Now, I realize that this may come off a little haughty seeing as how I earlier admitted to, until recently, driving at less-efficient, higher speeds on the highways myself. I have a couple of responses to that:

  • First, my car gets better gas mileage than a lot of the other vehicles to begin with. I'm not "wasting vehicle," as I see a lot of people doing - driving a pickup with an empty bed, an SUV with no passengers and no (visible) cargo, or a sporty convertible that, despite the driver's hope and wish, does not have any real effect on his penis size.
  • Second, wasting gas involves more than just highway speed. Getting up to speed slowly from a stop; decelerating coming up to a red light or stop sign rather than jamming on your brakes 2 feet from where you want to stop; avoiding congested roads - these are things I've done for years, and things I see a lot of people not doing, which save gas.

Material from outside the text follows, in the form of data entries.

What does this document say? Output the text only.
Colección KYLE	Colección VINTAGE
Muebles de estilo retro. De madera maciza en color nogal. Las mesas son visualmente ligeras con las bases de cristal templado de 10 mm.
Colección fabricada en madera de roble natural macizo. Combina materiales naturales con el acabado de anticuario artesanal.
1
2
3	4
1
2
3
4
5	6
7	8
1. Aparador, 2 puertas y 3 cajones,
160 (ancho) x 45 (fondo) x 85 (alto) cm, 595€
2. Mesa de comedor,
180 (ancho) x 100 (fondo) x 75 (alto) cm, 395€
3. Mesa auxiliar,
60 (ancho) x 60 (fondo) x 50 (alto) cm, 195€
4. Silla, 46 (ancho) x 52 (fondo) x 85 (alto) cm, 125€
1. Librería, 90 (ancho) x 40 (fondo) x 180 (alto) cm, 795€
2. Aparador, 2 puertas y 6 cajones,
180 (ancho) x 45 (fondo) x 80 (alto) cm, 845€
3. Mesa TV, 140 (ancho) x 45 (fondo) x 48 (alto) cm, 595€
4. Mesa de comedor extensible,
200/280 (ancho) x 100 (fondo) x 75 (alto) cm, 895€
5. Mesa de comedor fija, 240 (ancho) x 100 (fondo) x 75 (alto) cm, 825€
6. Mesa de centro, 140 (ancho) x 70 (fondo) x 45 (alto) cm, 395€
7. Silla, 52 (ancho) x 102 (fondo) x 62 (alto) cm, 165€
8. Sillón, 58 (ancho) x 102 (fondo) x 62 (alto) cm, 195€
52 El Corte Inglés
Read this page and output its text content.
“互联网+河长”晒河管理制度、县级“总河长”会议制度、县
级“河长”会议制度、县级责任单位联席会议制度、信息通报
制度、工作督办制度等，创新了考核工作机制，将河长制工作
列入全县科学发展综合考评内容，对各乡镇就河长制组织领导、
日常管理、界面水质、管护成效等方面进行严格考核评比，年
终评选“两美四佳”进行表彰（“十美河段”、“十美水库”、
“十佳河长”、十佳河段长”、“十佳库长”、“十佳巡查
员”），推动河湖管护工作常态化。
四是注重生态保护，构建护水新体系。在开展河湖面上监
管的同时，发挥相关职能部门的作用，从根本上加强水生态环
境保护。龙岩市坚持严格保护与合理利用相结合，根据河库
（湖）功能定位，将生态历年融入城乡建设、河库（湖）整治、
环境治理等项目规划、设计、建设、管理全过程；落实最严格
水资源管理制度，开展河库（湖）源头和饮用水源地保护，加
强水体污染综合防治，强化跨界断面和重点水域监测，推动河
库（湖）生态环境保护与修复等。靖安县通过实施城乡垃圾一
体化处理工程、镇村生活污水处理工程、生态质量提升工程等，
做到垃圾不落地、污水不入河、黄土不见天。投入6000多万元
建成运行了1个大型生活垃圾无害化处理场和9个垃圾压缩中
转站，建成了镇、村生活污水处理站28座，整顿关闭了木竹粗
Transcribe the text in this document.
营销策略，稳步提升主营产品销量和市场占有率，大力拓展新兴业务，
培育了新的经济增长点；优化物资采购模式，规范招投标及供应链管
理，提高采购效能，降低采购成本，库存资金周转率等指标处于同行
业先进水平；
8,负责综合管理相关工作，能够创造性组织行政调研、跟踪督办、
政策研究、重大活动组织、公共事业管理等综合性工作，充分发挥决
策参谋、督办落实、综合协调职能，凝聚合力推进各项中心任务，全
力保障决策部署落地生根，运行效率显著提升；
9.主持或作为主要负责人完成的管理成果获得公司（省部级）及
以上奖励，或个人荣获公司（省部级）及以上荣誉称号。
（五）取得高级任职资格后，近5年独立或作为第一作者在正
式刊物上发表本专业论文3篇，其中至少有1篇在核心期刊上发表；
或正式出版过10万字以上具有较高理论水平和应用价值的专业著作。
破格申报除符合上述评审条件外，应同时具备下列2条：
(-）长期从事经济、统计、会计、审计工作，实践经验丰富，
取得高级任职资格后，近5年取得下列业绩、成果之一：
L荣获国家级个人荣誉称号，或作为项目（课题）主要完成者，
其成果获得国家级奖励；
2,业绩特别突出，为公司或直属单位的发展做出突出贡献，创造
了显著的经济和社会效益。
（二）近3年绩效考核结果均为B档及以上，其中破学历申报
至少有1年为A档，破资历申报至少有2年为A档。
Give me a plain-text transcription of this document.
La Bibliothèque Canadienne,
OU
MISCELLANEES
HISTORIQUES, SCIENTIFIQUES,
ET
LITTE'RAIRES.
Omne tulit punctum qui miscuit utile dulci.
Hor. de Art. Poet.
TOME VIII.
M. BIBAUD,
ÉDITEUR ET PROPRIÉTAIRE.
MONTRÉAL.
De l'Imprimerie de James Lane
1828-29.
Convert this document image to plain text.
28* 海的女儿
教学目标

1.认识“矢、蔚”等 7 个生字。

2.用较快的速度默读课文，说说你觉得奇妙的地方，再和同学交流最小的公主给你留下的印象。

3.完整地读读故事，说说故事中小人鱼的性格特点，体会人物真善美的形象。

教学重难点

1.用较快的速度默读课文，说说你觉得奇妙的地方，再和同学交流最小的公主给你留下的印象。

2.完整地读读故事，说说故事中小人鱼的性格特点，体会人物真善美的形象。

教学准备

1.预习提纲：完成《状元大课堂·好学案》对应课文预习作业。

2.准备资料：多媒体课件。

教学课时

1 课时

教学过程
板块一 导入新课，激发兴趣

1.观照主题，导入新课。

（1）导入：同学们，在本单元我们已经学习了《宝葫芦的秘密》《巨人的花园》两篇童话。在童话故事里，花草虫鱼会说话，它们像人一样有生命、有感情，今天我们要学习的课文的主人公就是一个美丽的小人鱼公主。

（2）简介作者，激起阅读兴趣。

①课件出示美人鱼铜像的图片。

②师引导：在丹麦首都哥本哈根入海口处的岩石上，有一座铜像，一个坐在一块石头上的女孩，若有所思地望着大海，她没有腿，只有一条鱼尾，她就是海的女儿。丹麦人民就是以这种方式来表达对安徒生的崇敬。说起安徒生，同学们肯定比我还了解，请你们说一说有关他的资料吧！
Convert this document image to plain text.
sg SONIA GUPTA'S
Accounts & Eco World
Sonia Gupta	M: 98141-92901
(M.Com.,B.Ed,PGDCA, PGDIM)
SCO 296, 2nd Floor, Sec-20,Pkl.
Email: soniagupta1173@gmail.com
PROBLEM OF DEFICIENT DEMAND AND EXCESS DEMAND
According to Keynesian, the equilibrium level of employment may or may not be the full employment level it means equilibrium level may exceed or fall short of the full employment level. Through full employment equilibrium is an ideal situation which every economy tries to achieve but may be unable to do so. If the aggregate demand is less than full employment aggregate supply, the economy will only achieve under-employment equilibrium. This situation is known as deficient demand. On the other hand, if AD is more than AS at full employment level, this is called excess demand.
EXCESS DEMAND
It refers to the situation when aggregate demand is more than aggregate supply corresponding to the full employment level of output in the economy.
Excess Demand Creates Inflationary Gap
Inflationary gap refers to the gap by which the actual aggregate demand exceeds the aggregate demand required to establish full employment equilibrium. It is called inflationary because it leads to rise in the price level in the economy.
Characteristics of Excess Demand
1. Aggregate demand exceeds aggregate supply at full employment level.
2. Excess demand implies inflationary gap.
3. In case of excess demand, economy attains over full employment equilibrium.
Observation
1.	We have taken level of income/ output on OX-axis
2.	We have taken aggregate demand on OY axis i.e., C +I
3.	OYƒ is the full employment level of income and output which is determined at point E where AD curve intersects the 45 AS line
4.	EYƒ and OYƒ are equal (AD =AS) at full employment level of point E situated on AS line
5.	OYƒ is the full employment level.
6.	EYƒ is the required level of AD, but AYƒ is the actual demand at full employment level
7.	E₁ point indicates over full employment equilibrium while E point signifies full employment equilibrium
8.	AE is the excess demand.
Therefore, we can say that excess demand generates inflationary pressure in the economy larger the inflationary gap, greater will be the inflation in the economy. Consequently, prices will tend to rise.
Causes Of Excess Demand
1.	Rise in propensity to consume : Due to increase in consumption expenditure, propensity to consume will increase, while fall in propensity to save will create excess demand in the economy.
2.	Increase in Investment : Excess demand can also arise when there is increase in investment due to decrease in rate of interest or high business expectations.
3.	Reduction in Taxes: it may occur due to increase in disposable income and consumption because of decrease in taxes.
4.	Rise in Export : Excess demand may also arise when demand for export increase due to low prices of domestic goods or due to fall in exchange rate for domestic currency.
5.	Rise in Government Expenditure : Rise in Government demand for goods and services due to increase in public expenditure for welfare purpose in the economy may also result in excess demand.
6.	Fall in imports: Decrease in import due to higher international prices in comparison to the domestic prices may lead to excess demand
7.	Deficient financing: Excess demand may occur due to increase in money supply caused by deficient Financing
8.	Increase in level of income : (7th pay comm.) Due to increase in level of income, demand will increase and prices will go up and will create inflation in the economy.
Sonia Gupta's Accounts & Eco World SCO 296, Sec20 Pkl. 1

  • Third, the whole point of my post is that behavior is modifiable. At least, it is in theory. There's the whole "recognize that there are other ways to behave than what I already do / think and evalulate / conscioiusly choose to engage in behaviors that are different than things I have done in the past" thing that waaaaaaaaaaay too many Americans seem incapable of. Too many people seem too willing to shell out increasing amounts of money for their tank of gas without giving any real consideration to taking actions that would alleviate the situation. On the other hand, I did all those things inside the quotes in the bullet.

I wonder how high gas prices will have to go before a noticeable number of people start taking real action. There was a time in my life when I thought that line of demarcation was about $2/gallon. We're nearing the point where that figure is doubled, and signs of change are few and far between. The Friday before Memorial Day, I saw on the news that whoever puts out such studies put out this year's study, and all the doomsayers on the news were jumping all over it. For the first time since 2002, said the study-putter-outers, the number of Americans travelling 50 or more miles from home for Memorial Day would be dropping. Then they put up the graphic that showed that the projected drop was all of 0.9%. Is this trip really necessary, indeed.